Help! My Editor Is a Fifth Grader!

by Keir Graff

Photo credit: kali9, E+/Getty Images

The key to any good idea is not really thinking about what you’re getting yourself into. For instance, if I’d stopped to think about how fast fifth graders read, I might never have said: “What if I workshopped my next middle grade novel with a whole class of kids?”

Fortunately, I didn’t think it through, and in an even better stroke of luck, Ms. Vitkus, my younger son’s fifth grade teacher, enthusiastically seconded the notion before I could have second thoughts. In January 2017, I sent her the first three chapters of my novel in progress, The Phantom Tower, to share with the 34 students in room 322 of Walt Disney Magnet School in Chicago.

Over the next month, Ms. Vitkus posted each new installment on her classroom’s password-protected web page. During breakfast, the students read my drafts on their iPads, then wrote down their responses, which Ms. Vitkus collected and sent home with my son. (I think he may have been relieved that he didn’t have a character named after him in this book, as he did in The Matchstick Castle — although his friends did recognize that Brunhild Tower in The Phantom Tower is modeled on the building in which he lives.)

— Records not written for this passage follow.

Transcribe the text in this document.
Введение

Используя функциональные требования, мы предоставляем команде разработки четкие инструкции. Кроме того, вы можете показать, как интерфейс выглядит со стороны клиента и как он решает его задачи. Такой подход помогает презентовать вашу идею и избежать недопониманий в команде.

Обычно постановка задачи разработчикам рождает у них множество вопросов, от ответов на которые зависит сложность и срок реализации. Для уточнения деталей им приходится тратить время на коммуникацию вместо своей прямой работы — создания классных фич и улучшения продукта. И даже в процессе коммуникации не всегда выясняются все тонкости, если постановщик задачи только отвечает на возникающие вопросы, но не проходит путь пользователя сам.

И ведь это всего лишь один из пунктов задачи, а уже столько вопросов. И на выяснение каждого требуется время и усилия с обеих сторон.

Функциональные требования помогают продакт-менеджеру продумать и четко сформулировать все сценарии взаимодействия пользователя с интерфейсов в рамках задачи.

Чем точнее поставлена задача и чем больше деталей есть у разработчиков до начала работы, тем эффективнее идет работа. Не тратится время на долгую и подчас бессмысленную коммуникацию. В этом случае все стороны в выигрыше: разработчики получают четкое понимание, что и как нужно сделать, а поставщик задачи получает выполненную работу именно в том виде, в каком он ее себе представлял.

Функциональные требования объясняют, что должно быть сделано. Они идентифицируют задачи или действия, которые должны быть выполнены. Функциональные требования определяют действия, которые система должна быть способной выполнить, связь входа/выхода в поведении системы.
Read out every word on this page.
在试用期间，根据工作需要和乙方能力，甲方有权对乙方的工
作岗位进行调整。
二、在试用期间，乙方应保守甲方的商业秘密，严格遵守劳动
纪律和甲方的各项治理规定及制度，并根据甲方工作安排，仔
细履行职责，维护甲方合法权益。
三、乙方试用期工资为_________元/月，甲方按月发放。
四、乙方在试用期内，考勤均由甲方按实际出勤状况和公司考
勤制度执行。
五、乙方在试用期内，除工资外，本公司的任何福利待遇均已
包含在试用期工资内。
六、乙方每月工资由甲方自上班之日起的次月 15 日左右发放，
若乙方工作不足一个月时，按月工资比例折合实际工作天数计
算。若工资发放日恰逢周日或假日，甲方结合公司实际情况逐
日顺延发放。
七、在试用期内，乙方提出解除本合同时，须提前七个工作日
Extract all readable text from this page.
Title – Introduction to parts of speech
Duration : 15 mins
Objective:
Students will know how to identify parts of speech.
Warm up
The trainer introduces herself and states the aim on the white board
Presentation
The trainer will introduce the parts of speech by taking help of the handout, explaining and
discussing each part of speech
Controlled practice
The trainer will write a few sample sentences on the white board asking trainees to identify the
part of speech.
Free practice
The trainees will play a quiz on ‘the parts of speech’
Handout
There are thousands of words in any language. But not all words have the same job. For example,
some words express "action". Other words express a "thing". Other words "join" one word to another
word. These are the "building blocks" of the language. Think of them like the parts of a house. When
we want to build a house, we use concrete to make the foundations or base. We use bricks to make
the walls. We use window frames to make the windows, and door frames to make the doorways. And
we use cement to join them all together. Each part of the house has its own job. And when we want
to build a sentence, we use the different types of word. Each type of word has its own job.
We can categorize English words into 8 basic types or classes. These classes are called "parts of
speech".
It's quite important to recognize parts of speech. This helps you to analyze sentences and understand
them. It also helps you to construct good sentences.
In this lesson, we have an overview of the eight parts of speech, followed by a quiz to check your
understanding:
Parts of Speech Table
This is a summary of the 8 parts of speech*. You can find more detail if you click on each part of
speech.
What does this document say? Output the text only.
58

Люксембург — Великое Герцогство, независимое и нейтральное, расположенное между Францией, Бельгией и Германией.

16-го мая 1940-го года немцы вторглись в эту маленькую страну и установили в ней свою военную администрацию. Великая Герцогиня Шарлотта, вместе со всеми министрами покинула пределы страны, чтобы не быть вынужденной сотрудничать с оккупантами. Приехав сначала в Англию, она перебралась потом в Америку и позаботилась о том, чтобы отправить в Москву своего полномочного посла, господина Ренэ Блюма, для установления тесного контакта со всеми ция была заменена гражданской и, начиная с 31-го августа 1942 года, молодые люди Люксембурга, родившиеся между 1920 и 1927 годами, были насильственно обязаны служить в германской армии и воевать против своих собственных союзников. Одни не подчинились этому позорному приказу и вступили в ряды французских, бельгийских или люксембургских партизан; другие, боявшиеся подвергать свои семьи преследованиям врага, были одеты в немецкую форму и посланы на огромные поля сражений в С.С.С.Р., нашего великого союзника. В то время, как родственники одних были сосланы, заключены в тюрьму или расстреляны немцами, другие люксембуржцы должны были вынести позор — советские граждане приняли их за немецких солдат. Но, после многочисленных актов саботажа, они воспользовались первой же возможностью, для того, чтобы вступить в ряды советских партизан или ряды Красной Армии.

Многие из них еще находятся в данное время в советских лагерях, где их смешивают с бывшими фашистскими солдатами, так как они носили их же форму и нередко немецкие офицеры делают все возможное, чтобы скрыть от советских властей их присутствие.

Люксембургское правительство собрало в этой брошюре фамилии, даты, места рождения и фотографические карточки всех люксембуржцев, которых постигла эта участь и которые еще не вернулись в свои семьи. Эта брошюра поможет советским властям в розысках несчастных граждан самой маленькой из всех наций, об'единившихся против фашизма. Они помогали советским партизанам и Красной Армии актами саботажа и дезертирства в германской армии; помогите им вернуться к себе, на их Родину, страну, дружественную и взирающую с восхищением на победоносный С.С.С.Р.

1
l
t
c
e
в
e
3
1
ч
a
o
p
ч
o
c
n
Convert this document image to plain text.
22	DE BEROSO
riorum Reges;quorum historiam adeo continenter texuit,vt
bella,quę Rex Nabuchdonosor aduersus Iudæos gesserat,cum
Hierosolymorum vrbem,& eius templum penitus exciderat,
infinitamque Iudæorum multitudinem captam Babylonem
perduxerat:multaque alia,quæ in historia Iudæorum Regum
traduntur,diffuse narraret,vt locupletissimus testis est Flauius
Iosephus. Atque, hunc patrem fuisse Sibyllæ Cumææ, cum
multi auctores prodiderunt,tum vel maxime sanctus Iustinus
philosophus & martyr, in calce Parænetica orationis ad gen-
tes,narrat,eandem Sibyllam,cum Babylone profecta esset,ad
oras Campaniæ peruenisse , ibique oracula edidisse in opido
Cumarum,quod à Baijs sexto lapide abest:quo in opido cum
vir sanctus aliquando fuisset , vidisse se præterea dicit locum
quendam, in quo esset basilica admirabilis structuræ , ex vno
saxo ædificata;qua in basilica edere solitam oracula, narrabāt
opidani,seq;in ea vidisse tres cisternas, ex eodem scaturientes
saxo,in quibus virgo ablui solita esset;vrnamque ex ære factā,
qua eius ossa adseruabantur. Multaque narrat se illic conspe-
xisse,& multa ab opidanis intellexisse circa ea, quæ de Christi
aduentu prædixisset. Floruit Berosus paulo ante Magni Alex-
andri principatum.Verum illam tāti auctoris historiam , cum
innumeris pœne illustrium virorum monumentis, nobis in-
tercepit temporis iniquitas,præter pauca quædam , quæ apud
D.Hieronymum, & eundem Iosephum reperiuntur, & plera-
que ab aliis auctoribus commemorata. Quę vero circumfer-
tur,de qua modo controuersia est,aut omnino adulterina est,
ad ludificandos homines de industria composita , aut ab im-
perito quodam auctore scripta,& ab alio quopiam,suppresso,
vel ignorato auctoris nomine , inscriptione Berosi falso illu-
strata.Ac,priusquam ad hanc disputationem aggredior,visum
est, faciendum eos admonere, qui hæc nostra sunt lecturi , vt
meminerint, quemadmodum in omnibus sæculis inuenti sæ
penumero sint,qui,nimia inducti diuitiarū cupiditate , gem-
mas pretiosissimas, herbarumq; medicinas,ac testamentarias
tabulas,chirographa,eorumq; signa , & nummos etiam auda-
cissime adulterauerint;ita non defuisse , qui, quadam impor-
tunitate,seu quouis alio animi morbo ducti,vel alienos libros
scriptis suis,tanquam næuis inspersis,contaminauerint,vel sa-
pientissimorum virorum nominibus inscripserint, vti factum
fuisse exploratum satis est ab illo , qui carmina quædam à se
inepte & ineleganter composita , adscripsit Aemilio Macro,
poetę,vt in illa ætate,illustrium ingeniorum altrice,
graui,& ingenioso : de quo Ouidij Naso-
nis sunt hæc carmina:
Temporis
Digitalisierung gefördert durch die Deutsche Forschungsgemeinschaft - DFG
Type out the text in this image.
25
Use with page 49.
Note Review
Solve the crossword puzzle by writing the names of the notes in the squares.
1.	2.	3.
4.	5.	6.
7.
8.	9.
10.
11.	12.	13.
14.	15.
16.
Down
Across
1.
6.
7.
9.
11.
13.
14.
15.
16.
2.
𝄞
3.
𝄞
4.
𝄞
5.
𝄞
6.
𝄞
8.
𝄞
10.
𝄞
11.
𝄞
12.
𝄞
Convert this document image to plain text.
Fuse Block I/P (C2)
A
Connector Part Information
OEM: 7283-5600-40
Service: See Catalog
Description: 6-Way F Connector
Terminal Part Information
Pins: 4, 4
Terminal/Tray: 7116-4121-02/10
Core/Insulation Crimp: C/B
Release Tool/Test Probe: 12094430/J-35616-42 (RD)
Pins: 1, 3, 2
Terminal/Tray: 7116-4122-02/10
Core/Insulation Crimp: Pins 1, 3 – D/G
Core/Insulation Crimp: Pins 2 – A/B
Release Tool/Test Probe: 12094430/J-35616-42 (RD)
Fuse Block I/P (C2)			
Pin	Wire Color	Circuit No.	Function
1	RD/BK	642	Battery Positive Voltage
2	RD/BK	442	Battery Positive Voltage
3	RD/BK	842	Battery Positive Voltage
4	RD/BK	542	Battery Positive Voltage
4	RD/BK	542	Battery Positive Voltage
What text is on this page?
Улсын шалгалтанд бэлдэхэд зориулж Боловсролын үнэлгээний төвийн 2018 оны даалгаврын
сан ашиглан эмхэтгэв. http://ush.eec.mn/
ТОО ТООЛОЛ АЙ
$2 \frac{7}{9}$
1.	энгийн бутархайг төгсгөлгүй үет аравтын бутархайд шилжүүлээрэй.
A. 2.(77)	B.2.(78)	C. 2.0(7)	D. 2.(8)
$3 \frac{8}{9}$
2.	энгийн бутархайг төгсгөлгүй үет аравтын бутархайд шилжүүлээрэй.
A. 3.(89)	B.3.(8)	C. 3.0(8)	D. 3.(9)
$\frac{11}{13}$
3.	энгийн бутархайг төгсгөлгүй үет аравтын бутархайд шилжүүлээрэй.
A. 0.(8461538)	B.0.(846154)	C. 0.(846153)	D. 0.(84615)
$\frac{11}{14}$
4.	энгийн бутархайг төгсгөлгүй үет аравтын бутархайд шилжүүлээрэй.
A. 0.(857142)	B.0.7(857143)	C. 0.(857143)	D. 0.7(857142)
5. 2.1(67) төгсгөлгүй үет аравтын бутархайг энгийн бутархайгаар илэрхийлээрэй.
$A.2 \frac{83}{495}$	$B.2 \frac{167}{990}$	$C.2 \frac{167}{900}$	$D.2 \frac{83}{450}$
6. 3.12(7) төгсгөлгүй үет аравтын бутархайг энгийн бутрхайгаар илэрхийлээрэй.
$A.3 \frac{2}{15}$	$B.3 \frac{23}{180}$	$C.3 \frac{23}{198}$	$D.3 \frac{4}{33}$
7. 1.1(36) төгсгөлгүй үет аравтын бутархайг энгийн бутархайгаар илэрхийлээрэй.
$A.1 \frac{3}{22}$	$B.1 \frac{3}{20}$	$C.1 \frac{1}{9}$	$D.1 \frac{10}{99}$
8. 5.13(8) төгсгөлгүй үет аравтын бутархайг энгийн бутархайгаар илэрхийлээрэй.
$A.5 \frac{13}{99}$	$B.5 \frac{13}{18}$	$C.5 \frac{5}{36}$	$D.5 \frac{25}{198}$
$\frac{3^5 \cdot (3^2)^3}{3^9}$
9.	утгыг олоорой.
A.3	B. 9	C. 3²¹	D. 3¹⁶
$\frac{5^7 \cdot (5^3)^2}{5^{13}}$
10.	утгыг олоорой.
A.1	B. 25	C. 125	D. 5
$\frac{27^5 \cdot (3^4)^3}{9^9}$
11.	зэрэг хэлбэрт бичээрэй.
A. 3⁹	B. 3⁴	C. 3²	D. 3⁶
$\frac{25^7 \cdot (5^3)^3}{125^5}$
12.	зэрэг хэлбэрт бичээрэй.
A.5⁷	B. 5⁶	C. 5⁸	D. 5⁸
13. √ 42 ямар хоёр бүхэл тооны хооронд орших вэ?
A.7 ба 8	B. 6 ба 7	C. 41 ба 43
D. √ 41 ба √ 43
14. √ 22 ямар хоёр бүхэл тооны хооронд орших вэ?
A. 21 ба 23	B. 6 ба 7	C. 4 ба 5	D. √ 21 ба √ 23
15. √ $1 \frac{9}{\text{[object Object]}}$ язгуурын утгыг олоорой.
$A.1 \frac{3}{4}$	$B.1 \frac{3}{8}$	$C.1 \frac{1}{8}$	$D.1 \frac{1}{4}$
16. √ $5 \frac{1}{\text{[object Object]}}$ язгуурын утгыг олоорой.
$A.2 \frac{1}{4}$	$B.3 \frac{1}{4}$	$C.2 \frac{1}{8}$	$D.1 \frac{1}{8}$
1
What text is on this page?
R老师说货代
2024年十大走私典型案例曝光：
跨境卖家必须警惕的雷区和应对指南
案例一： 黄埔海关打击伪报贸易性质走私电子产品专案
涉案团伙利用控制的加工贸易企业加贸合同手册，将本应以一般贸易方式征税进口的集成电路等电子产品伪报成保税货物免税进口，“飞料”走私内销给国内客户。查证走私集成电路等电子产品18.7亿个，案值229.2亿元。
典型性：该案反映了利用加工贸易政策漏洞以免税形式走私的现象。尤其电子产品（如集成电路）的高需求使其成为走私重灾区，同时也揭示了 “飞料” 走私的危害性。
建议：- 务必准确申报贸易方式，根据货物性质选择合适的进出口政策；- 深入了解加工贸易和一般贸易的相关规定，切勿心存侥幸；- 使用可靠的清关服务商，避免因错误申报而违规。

Once a week, I visited the class to read aloud and lead a discussion in person, asking the kids what they liked, what they didn’t, and what they felt could be improved. I told them that, while compliments were welcome, the real purpose of the exercise was to improve the book, and they took that mission to heart. Sure, they were excited to have a Real Live Author in their midst, but any sense of awe soon wore off: After a few visits, I was Just Another Grown-Up.

If I thought they would be too intimidated to be honest, I needn’t have worried.

While I was quickly reassured that the book was working — they liked the premise, loved my cliffhanger chapter endings, and thought the sibling chemistry between identical twins Colm and Mal was authentic — they didn’t hesitate to tell me when I was giving too much detail, or too little, or going too slowly. They bugged me about repetition of words and ideas; I thought I was giving them necessary clues, but they didn’t need many reminders.

Some notes went against conventional middle grade wisdom: They wanted less dialogue, more description, and, in the words of one reader, “It would be better with more complicated words.” True, this was a gifted class, but I thought it was a fascinating reminder that while I strive to write with clean, uncomplicated language, many in my audience are students whose teachers are constantly challenging them to stretch their own writing vocabulary — and they wanted me to do the same.

Some suggestions sounded just like something my adult editor would say, telling me to “go into more detail” about something or to raise the stakes for my characters. Comments and criticisms ranged from general to specific (“Page 194 is amazing. I love backstory!”), serious to silly (“Add a duck!”), and from completely unworkable to surprisingly useful. I can think of at least three significant ideas that I incorporated in later drafts.

Some readers even keyed in on larger themes. One student warmed my heart with her observation: “I like how death plays an important role in the story.”

I had most of the book written, but not all, and soon I found myself racing to keep up with the kids, finishing chapters the day before submitting them to the class. Knowing I had an impatient audience helped me hit my deadlines, because they seemed hooked on the book and I didn’t want to let them down.

When it was finally done, we had one last wide-ranging discussion during which I took copious notes. When I added all of their daily responses and typed the whole thing up, I had a document almost 10,000 words long that helped me see which responses were shared by several students and which were outliers. (Every kid in the class wanted more of supporting character Teddy, except one tough cookie who wanted to kill him off!)

Since then, I’ve kept in touch, sharing cover sketches and giving the students updates on the interminably long publishing process. This past spring, more than a year after we started, I visited the now sixth graders to deliver advance copies and pizza, both of which were consumed with great enthusiasm. I’m hoping to see many of them again this September, when we kick off the nationwide tour at a bookstore in Chicago.

After receiving their copies of the final version of the story, some students wrote short reviews that will be used in the official marketing campaign. But my favorite reviews came while the book was still in its first draft and were written by the kids who had front-row seats to its messy creation. At the bottom of her notebook paper with her responses to the day’s reading, Claire D. (who also told me it was “Like nothing I have ever read before”) wrote, “PS, this book is amazing!”

I know some authors who worry that hearing too many opinions will drown out the most important voice in their head. But for me, hearing from 34 readers was the perfect way to make sure I wrote the book they really wanted to read.